The rlsim package is a collection of tools for simulating RNA-seq library construction, aiming to reproduce the most important factors which are known to introduce significant biases in the currently used protocols: hexamer priming, PCR amplification and size selection. It allows for a systematic exploration of the effects of the individual biasing factors and their interactions on downstream applications by simulating data under a variety of parameter sets.
The implicit simulation model implemented in the main tool (rlsim) is inspired by the actual library preparation protocols and it is more general than the models used by the bias correction methods hence it allows for a fair assessment of their performance.
The package source can be found at GitHub.
Citing the the package
- Botond Sipos, Greg Slodkowicz, Tim Massingham, Nick Goldman (2013) Realistic simulations reveal extensive sample-specificity of RNA-seq biases arXiv:1308.3172
Key features
- Simulation of priming biases loosely based on a nearest-neighbor thermodynamic model.
- Exact simulation of PCR amplification on the level of individual fragments (consistent across expression levels, no approximations).
- Fragment-specific amplification efficiencies determined by GC-content and length.

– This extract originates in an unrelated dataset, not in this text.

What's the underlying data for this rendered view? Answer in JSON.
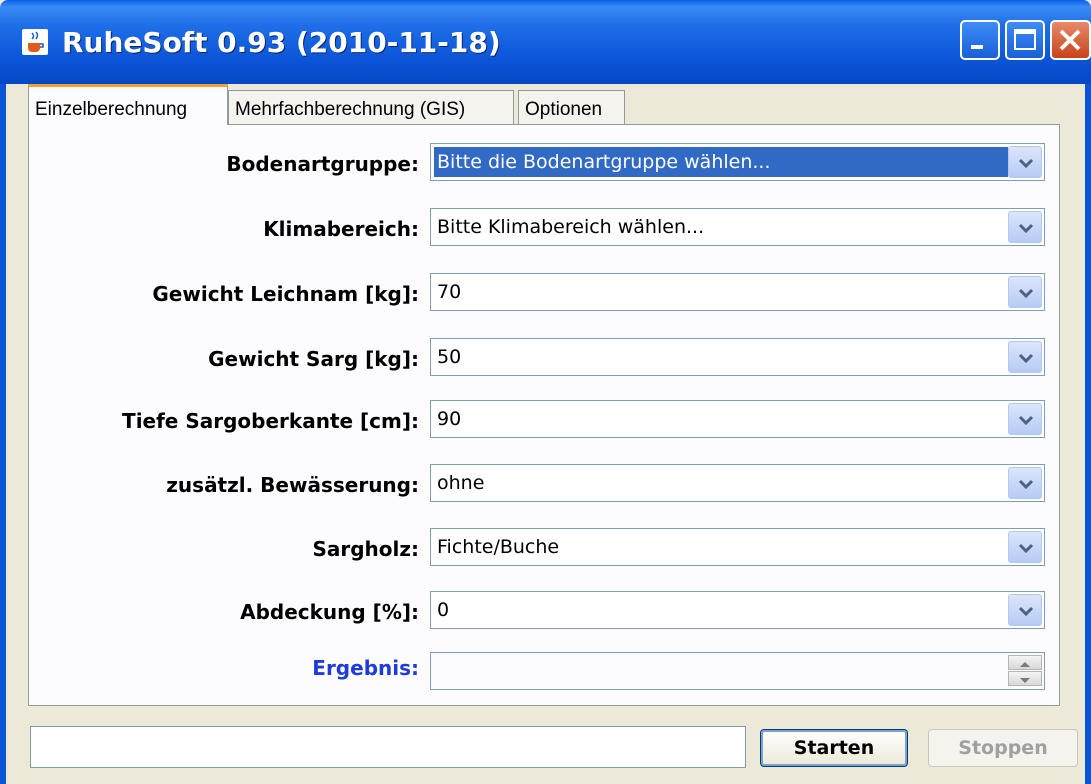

- Possibility to simulate PCR and sampling pseudo-replicates.
- Simulation of size selection and polyadenylation with flexible target distributions.

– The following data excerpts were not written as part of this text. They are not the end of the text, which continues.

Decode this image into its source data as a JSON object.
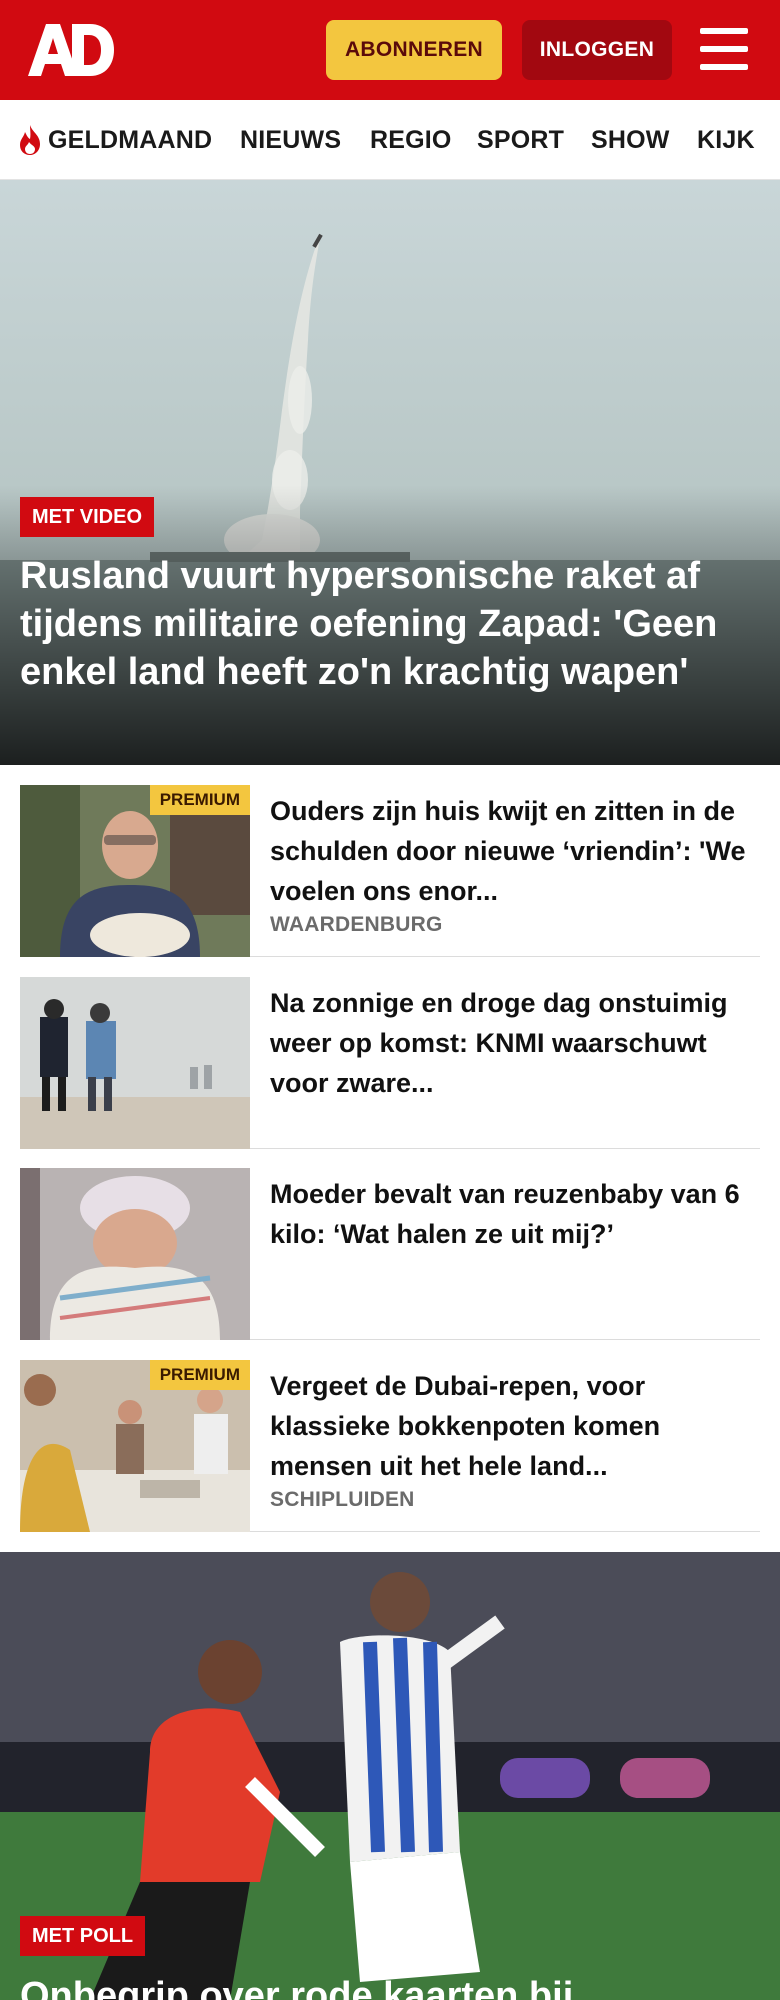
{
  "header": {
    "logo": "AD",
    "subscribe_label": "ABONNEREN",
    "login_label": "INLOGGEN",
    "brand_color": "#d10a11"
  },
  "nav": {
    "items": [
      {
        "label": "GELDMAAND",
        "icon": "flame-icon"
      },
      {
        "label": "NIEUWS"
      },
      {
        "label": "REGIO"
      },
      {
        "label": "SPORT"
      },
      {
        "label": "SHOW"
      },
      {
        "label": "KIJK"
      }
    ]
  },
  "hero": {
    "badge": "MET VIDEO",
    "title": "Rusland vuurt hypersonische raket af tijdens militaire oefening Zapad: 'Geen enkel land heeft zo'n krachtig wapen'"
  },
  "articles": [
    {
      "premium": "PREMIUM",
      "title": "Ouders zijn huis kwijt en zitten in de schulden door nieuwe ‘vriendin’: 'We voelen ons enor...",
      "location": "WAARDENBURG"
    },
    {
      "title": "Na zonnige en droge dag onstuimig weer op komst: KNMI waarschuwt voor zware..."
    },
    {
      "title": "Moeder bevalt van reuzenbaby van 6 kilo: ‘Wat halen ze uit mij?’"
    },
    {
      "premium": "PREMIUM",
      "title": "Vergeet de Dubai-repen, voor klassieke bokkenpoten komen mensen uit het hele land...",
      "location": "SCHIPLUIDEN"
    }
  ],
  "hero2": {
    "badge": "MET POLL",
    "title": "Onbegrip over rode kaarten bij"
  }
}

- Estimation of GC-dependent amplification efficiencies from real data, relying on assumptions about locality of biases and the mean efficiency of the fragment pool.

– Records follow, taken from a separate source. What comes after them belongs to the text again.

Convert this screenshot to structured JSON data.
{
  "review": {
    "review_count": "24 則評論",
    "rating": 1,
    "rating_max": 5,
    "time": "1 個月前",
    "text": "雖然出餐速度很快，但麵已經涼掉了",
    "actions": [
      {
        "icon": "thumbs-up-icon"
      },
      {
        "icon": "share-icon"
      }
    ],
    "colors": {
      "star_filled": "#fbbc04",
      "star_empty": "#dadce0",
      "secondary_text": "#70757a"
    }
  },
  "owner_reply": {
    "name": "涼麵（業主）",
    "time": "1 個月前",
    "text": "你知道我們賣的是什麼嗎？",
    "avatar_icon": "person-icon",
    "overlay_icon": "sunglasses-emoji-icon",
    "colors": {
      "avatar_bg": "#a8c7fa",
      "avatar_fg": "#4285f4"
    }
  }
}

- Estimation of relative expression levels.
- Estimation of empirical fragment size distribution, model selection between normal vs. skew normal distributions.
- Able to simulate experiments on the human transcriptome over a wide range of expression levels on a desktop machine.
Usage and examples
More information about the usage and simulation approach can be found in the readme and the package documentation.
Caveats
Please note that the Python tools were not updated to use Python version 3.0 or later.